Paula Coelho morreu este sábado, aos 47 anos, no hospital, onde se encontrava internada após um AVC e onde lhe foi diagnosticado um cancro. A sua morte trouxe de novo à memória o testemunho cru e honesto que partilhou publicamente sobre o passado difícil que nunca tentou esconder.
Apesar de ter crescido num “bairro de barracas”, ao lado da irmã gémea, Sandra, Paula descreveu a infância como feliz, mesmo em condições de extrema carência. “Não me incomoda minimamente dizer que vivi numa barraca, que não tínhamos casa de banho, que pedíamos esmola… porque isso fez de mim a pessoa que sou hoje”, confessou à apresentadora da SIC.

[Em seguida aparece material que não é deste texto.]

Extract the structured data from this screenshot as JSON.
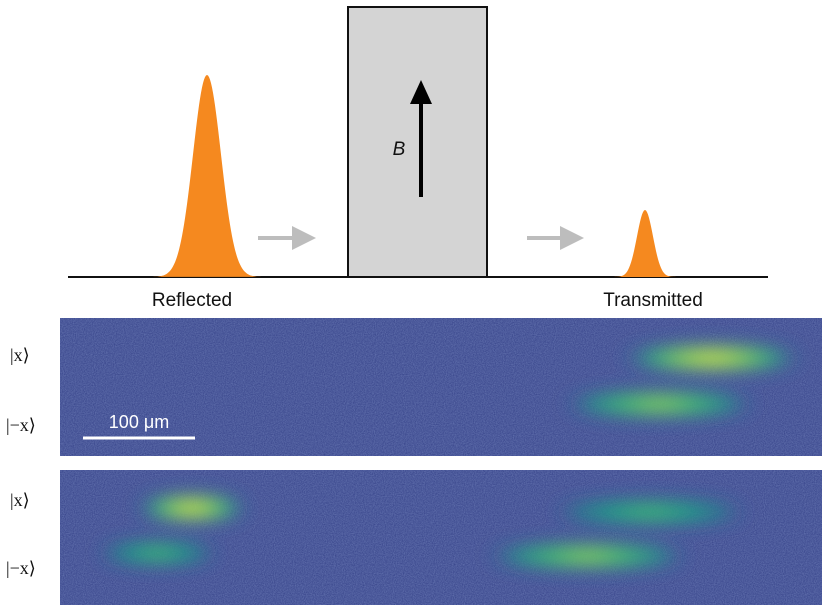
{
  "diagram": {
    "field_label": "B",
    "regions": [
      "Reflected",
      "Transmitted"
    ],
    "panels": [
      {
        "states": [
          "|x⟩",
          "|−x⟩"
        ],
        "scale_bar": "100 μm"
      },
      {
        "states": [
          "|x⟩",
          "|−x⟩"
        ]
      }
    ]
  }
}
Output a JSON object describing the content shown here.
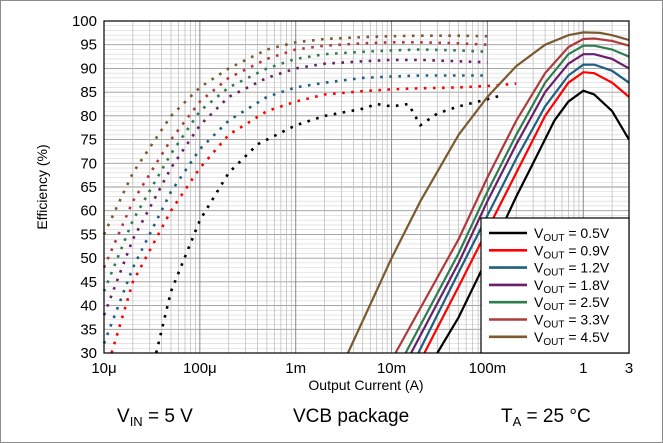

Aos 12 anos, descobriu que tinha sido adotada com apenas oito dias de vida. A revelação chegou num dos momentos mais dolorosos: quando a mãe adotiva estava à beira da morte. “Só soubemos que éramos adotadas quando a minha mãe estava às portas da morte”, contou. Paula recordou ainda a forma abrupta como a adoção aconteceu, num episódio que nunca ficou totalmente esclarecido, mas que resultou numa criação marcada por afeto e cuidado, apesar das dificuldades.
A morte dos pais adotivos foi o golpe mais duro e o ponto de viragem para uma rebeldia que viria a definir grande parte da sua juventude. Órfãs e sem estrutura familiar, Paula e a irmã ficaram temporariamente ao cuidado de uma irmã mais velha, que acabou por não conseguir sustentá-las. “Não fomos inundadas por tristeza, fomos inundadas por rebeldia. Tudo fruto de revolta”, explicou. “Éramos muito insurretas, não queríamos cumprir regras.”

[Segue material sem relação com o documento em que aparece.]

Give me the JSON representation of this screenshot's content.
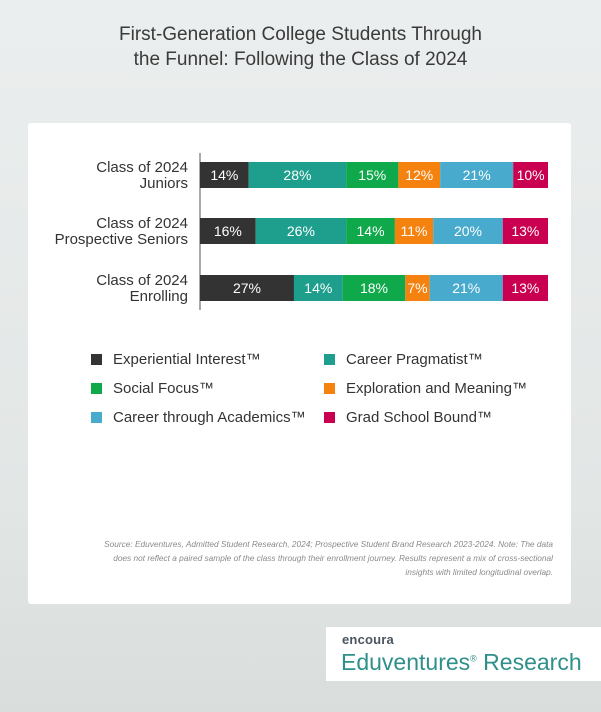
{
  "title": {
    "line1": "First-Generation College Students Through",
    "line2": "the Funnel: Following the Class of 2024"
  },
  "chart_data": {
    "type": "bar",
    "orientation": "horizontal",
    "stacked": true,
    "categories": [
      [
        "Class of 2024",
        "Juniors"
      ],
      [
        "Class of 2024",
        "Prospective Seniors"
      ],
      [
        "Class of 2024",
        "Enrolling"
      ]
    ],
    "series": [
      {
        "name": "Experiential Interest™",
        "color": "#333333",
        "values": [
          14,
          16,
          27
        ]
      },
      {
        "name": "Career Pragmatist™",
        "color": "#1e9e8c",
        "values": [
          28,
          26,
          14
        ]
      },
      {
        "name": "Social Focus™",
        "color": "#0fa84b",
        "values": [
          15,
          14,
          18
        ]
      },
      {
        "name": "Exploration and Meaning™",
        "color": "#f5820f",
        "values": [
          12,
          11,
          7
        ]
      },
      {
        "name": "Career through Academics™",
        "color": "#48aacc",
        "values": [
          21,
          20,
          21
        ]
      },
      {
        "name": "Grad School Bound™",
        "color": "#c8004f",
        "values": [
          10,
          13,
          13
        ]
      }
    ],
    "value_suffix": "%",
    "legend_position": "bottom",
    "grid": false
  },
  "source": "Source: Eduventures, Admitted Student Research, 2024; Prospective Student Brand Research 2023-2024. Note: The data does not reflect a paired sample of the class through their enrollment journey. Results represent a mix of cross-sectional insights with limited longitudinal overlap.",
  "brand": {
    "encoura": "encoura",
    "eduventures": "Eduventures",
    "reg": "®",
    "research": "Research"
  }
}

Essa rebeldia levou-as a um colégio de freiras, em Alvalade, uma experiência que Paula nunca recordou com carinho. “Não nos encaixámos”, admitiu. Aos 15 anos, as gémeas saíram do colégio e passaram a viver sozinhas, enfrentando uma rotina de sobrevivência extrema.
Sem dinheiro e sem rede de apoio, estudavam durante o dia e trabalhavam numa hamburgueria à noite. “Lavávamos a roupa à noite para vestir de manhã porque não tínhamos outra. Às vezes ia ainda húmida. Levávamos as calças de pijama por baixo das de ganga”, contou, num dos relatos mais marcantes da entrevista. “Tínhamos de trabalhar se quiséssemos comer.”

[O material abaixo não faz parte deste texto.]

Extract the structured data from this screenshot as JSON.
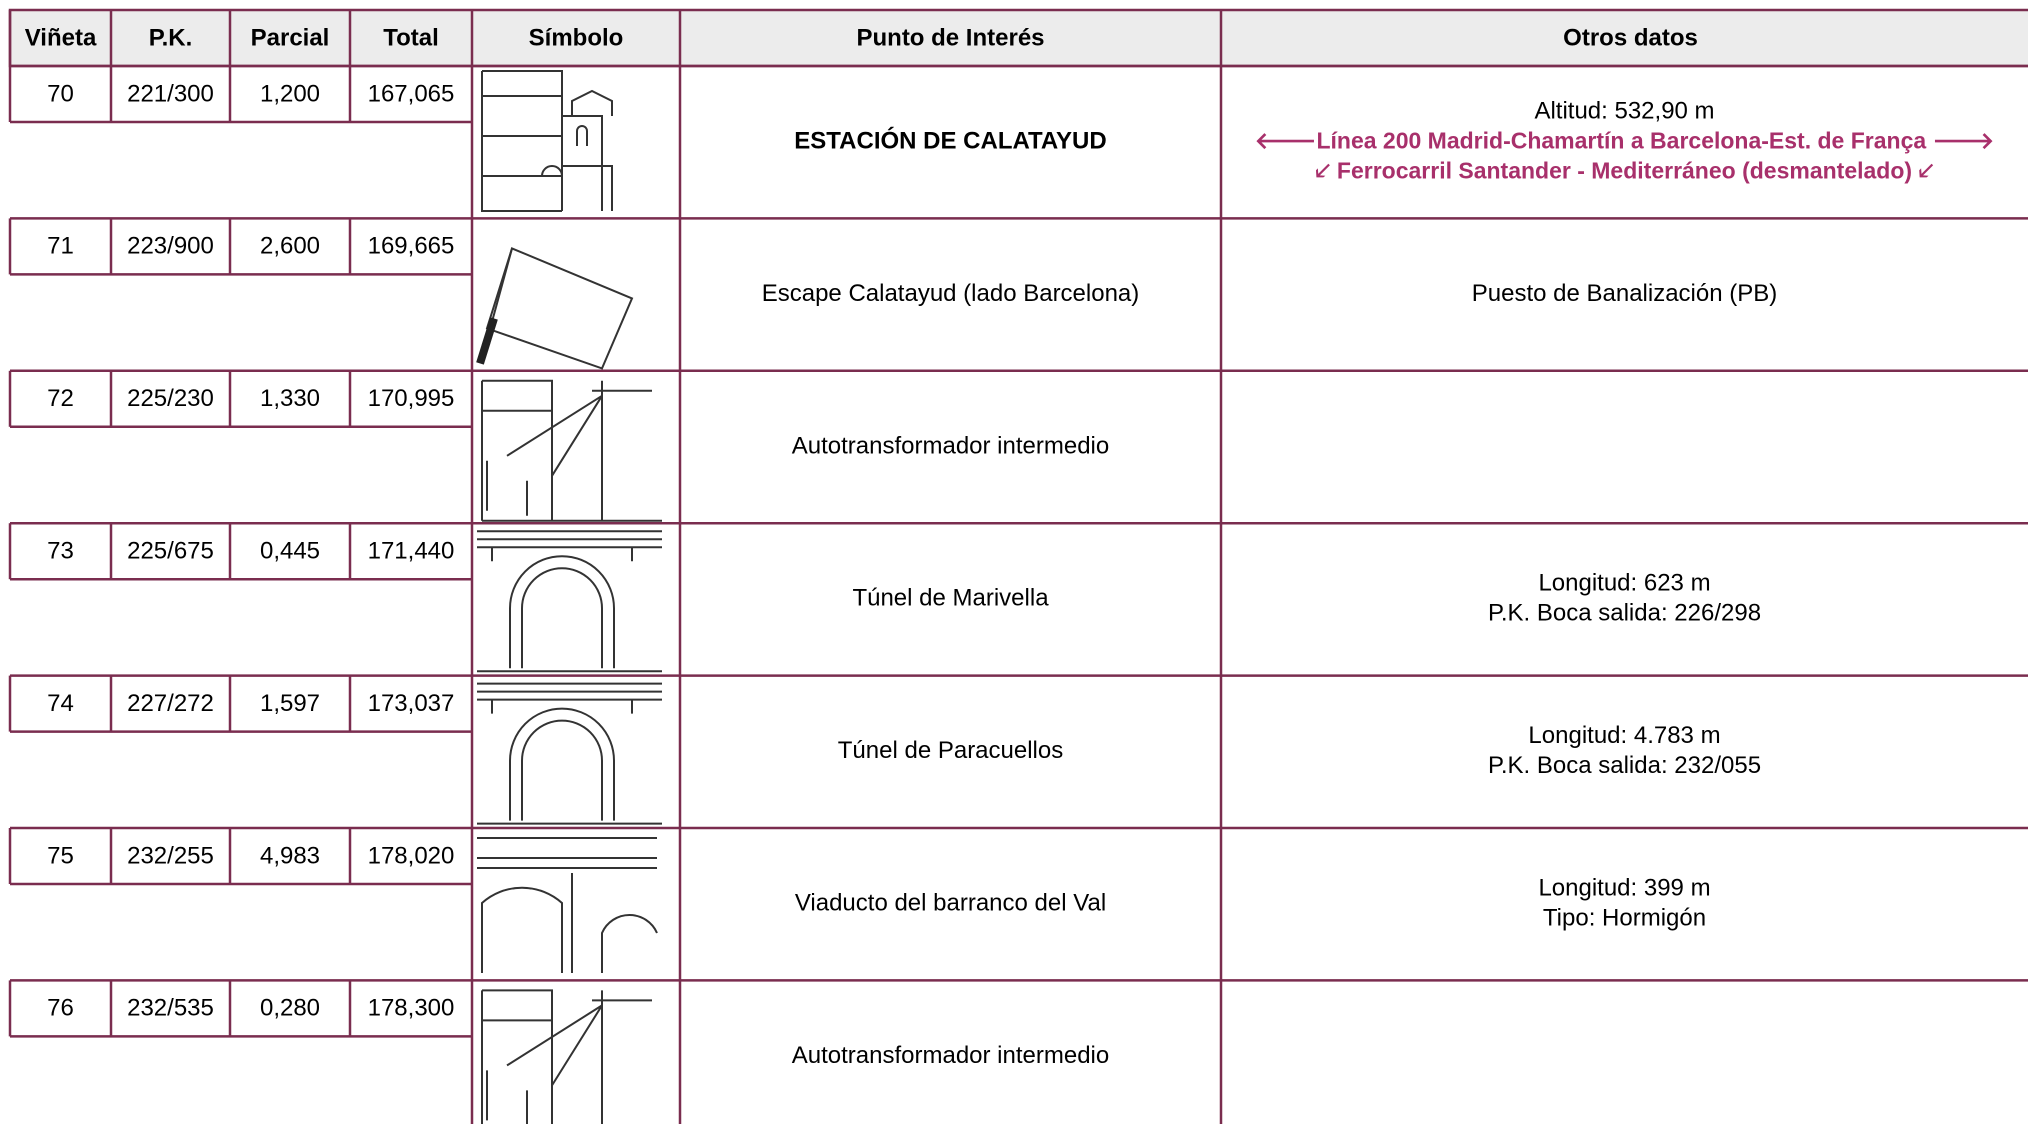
{
  "table": {
    "header": [
      "Viñeta",
      "P.K.",
      "Parcial",
      "Total",
      "Símbolo",
      "Punto de Interés",
      "Otros datos"
    ],
    "rows": [
      {
        "vineta": "70",
        "pk": "221/300",
        "parcial": "1,200",
        "total": "167,065",
        "punto": "ESTACIÓN DE CALATAYUD",
        "otros": [
          "Altitud: 532,90 m",
          "🡐Línea 200 Madrid-Chamartín a Barcelona-Est. de França 🡒",
          "🡗 Ferrocarril Santander - Mediterráneo (desmantelado) 🡗"
        ]
      },
      {
        "vineta": "71",
        "pk": "223/900",
        "parcial": "2,600",
        "total": "169,665",
        "punto": "Escape Calatayud (lado Barcelona)",
        "otros": [
          "Puesto de Banalización (PB)"
        ]
      },
      {
        "vineta": "72",
        "pk": "225/230",
        "parcial": "1,330",
        "total": "170,995",
        "punto": "Autotransformador intermedio",
        "otros": []
      },
      {
        "vineta": "73",
        "pk": "225/675",
        "parcial": "0,445",
        "total": "171,440",
        "punto": "Túnel de Marivella",
        "otros": [
          "Longitud: 623 m",
          "P.K. Boca salida: 226/298"
        ]
      },
      {
        "vineta": "74",
        "pk": "227/272",
        "parcial": "1,597",
        "total": "173,037",
        "punto": "Túnel de Paracuellos",
        "otros": [
          "Longitud: 4.783 m",
          "P.K. Boca salida: 232/055"
        ]
      },
      {
        "vineta": "75",
        "pk": "232/255",
        "parcial": "4,983",
        "total": "178,020",
        "punto": "Viaducto del barranco del Val",
        "otros": [
          "Longitud: 399 m",
          "Tipo: Hormigón"
        ]
      },
      {
        "vineta": "76",
        "pk": "232/535",
        "parcial": "0,280",
        "total": "178,300",
        "punto": "Autotransformador intermedio",
        "otros": []
      }
    ]
  }
}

Apesar de todas as adversidades, Paula Coelho conseguiu concluir o 12.º ano e, anos mais tarde, licenciou-se, provando que a sua história não foi apenas feita de perdas, mas também de conquistas arduamente alcançadas.
Uma vida marcada por dor, luta e resistência, vivida sem filtros e com uma franqueza que a tornou única — e que agora permanece como legado de coragem e verdade.